How we scaled our Monolith to execute 250Mn+ trades in a day?

You might have read dozens of articles around Monolith vs Microservices. And most of them suggest to keep your distance with the microservices until you have solid reasons to do so.

But microservices are tempting, you can get these solid reasons well early into your development cycle or as late as never. There are numerous articles on how to split monolith to microservices. But very few articles talk about how to do your monolith right. This is an attempt at the latter.

Context

At Probo, we are a small team of about 30 engineers. One basic principle we try to adopt is to keep things simple. As a result, we are running a monolithic version of our backend from day 1 and we are well into our 4th year. We have a seen a journey of 0 trades to 250Mn+ trades in a day.

Things that helped us in this journey

Code structure -
1. Our code structure is inspired by Domain Driven Design. From the start itself we had three major bounded contexts that we recognised and developed the code around it. It was as simple as - user (profile, referral, etc), trading (order-management, trade-management etc) and payments (user balance, transaction history etc) ecosystem.
  1. Interaction between these ecosystems were loosely coupled.
2. We had a very basic layered code architecture - Presentation → Application logic → Data management layer.
3. Concept of services in a monolith, with a focus on preventing domain leakage helped us scale better.
  1. If required each individual service used to communicate with other service through service<>service methods and not by data layer.
  2. Most of the database joins were in their own bounded contexts, which helped mantain loose coupling.
Splitting into Server & Worker modes
1. We encountered performance issues well early into our journey when everything was handled with a single process. To solve, we first identified the background tasks and separated them out of server process.
2. As a result, both server process and various worker processes could now independently scale without affecting one another.
Language Specific Tweaking
1. Whatever language you pick, there are always some basic level of configuration tweaking that is required to scale efficiently.
2. We use NodeJS majorly, and since it is single threaded we run it in cluster mode using PM2 to efficiently utilize our compute resources.
3. Some other configurations that were used
  1. --max-old-space-size=SIZE Sets the max memory size of V8's old memory section.
  2. --prof for profiling
The bottleneck is always the database
1. As mentioned by Kailash Nadh, “97.42%* of all scaling bottlenecks stem from databases”. And we can confirm that it is true!
2. Focus on fundamentals. “No Indexes” or “incorrect Indexing” is the most popular answer I get during my interviews when I ask about downtimes.
3. Learn about database config parameters even if you use a managed service. This helped us scale our database better and avoid downtimes.
Independent endpoint scaling
1. Segregating our high thoughput endpoints, helped us in scaling and help isolate issues faster.
2. Example - when a notification is sent to our users, we update the read/view status on our end. This is a burst traffic that impacts other APIs performance. Identifying this set of api’s and redirecting to their own set of dedicated instances helped us prevent slowness.

Not everything is good in the Wonderland.
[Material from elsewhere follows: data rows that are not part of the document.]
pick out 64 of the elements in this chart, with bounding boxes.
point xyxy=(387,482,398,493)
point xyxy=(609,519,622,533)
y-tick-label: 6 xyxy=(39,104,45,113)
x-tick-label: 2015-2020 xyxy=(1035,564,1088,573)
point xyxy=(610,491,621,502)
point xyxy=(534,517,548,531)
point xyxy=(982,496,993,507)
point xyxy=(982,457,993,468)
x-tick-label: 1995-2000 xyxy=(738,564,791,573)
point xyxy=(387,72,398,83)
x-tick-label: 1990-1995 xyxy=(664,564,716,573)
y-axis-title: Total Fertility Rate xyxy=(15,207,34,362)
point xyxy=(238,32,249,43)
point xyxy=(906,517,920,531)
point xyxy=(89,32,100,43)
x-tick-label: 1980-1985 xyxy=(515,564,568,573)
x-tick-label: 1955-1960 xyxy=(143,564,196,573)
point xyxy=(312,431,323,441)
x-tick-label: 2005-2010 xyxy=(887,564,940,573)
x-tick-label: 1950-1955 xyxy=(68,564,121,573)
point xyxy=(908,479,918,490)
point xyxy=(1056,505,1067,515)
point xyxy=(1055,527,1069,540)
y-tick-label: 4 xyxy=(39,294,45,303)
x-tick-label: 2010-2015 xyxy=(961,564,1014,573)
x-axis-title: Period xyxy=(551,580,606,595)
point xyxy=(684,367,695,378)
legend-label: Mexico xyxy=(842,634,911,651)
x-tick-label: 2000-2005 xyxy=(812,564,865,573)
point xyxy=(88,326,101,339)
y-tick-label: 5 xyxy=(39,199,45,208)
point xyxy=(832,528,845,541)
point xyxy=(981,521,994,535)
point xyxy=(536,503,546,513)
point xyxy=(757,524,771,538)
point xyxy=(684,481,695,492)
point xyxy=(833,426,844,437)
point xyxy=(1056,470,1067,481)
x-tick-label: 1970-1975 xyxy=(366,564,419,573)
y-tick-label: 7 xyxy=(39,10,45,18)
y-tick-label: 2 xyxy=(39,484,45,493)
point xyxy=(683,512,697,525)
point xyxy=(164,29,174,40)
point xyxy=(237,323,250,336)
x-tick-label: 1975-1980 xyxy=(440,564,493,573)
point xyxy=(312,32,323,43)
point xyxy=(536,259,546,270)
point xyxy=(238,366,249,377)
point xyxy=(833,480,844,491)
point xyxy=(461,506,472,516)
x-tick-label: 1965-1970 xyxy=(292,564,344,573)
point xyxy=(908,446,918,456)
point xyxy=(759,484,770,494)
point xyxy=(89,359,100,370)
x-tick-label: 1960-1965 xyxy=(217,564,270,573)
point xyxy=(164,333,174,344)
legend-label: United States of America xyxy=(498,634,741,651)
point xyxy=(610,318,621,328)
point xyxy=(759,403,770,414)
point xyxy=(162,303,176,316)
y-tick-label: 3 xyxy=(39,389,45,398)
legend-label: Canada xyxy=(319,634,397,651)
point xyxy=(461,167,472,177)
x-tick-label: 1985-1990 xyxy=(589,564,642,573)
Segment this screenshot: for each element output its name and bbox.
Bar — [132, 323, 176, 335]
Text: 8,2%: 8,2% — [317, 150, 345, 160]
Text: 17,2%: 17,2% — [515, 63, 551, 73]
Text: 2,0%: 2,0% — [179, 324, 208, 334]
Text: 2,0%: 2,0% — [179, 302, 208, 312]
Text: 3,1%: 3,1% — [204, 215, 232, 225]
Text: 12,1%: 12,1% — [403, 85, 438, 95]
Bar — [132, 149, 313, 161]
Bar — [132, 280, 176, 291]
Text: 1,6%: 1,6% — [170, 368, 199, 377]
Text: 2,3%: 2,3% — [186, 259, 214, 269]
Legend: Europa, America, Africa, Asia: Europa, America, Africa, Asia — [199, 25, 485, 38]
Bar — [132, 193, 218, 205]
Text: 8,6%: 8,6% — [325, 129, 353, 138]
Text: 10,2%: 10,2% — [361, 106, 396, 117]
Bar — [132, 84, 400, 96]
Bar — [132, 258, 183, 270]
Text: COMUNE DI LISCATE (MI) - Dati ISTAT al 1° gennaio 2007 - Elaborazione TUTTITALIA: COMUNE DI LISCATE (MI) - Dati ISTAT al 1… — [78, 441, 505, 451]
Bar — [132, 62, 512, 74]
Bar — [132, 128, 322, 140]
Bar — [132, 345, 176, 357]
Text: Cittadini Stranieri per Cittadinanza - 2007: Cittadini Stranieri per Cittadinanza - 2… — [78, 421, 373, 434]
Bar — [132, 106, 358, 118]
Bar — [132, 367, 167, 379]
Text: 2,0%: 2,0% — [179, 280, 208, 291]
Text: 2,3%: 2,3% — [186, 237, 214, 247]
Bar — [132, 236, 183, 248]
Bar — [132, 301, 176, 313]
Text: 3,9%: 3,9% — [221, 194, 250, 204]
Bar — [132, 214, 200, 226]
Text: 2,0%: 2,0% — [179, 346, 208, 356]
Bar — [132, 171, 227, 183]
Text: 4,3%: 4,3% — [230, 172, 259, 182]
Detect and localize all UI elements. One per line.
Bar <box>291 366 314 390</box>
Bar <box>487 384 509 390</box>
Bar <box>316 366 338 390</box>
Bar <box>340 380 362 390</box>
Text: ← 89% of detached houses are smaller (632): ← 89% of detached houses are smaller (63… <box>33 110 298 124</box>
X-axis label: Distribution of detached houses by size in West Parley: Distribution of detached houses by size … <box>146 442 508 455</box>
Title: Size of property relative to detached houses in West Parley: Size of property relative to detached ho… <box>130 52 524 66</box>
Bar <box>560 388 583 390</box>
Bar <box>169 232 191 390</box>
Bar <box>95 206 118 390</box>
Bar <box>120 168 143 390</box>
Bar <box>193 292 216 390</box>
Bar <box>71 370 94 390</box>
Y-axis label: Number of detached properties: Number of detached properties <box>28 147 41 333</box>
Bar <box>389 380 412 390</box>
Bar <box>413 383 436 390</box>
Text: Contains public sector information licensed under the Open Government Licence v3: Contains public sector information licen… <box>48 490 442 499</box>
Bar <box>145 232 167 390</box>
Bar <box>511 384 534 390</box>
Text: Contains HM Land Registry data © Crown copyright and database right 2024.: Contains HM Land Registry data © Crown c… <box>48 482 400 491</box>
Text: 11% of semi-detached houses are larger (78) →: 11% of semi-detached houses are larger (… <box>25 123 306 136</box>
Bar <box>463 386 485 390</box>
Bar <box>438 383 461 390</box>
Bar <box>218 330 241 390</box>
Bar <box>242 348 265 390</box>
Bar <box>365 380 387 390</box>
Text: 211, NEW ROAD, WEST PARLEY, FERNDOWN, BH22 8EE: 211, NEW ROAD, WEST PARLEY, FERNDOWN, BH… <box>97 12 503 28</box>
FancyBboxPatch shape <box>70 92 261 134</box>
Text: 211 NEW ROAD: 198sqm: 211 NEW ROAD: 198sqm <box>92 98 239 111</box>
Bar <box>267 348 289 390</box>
Deployment time - There is a significant increase in deployment time due to
1. CI Pipeline tests and checks
2. We do rolling deployment, hence time taken to complete the deployment is directly proportional to number of instances
Fear of change - There is always a fear that a change might take complete service down. This has resulted in apprehensions in frequency of deployments, deployments in high traffic times etc. But as of now we still do multiple deployments throughout the day!
Multiple dependencies & Resource Sizing
1. Dependencies in terms of databases, cache etc keep on growing with use cases. Thus increasing your surface area for downtimes.
2. Horizontal scaling also put pressure on your resources like Database connections, which leads to unoptimized sizing. Proxy & Pooling to the rescue!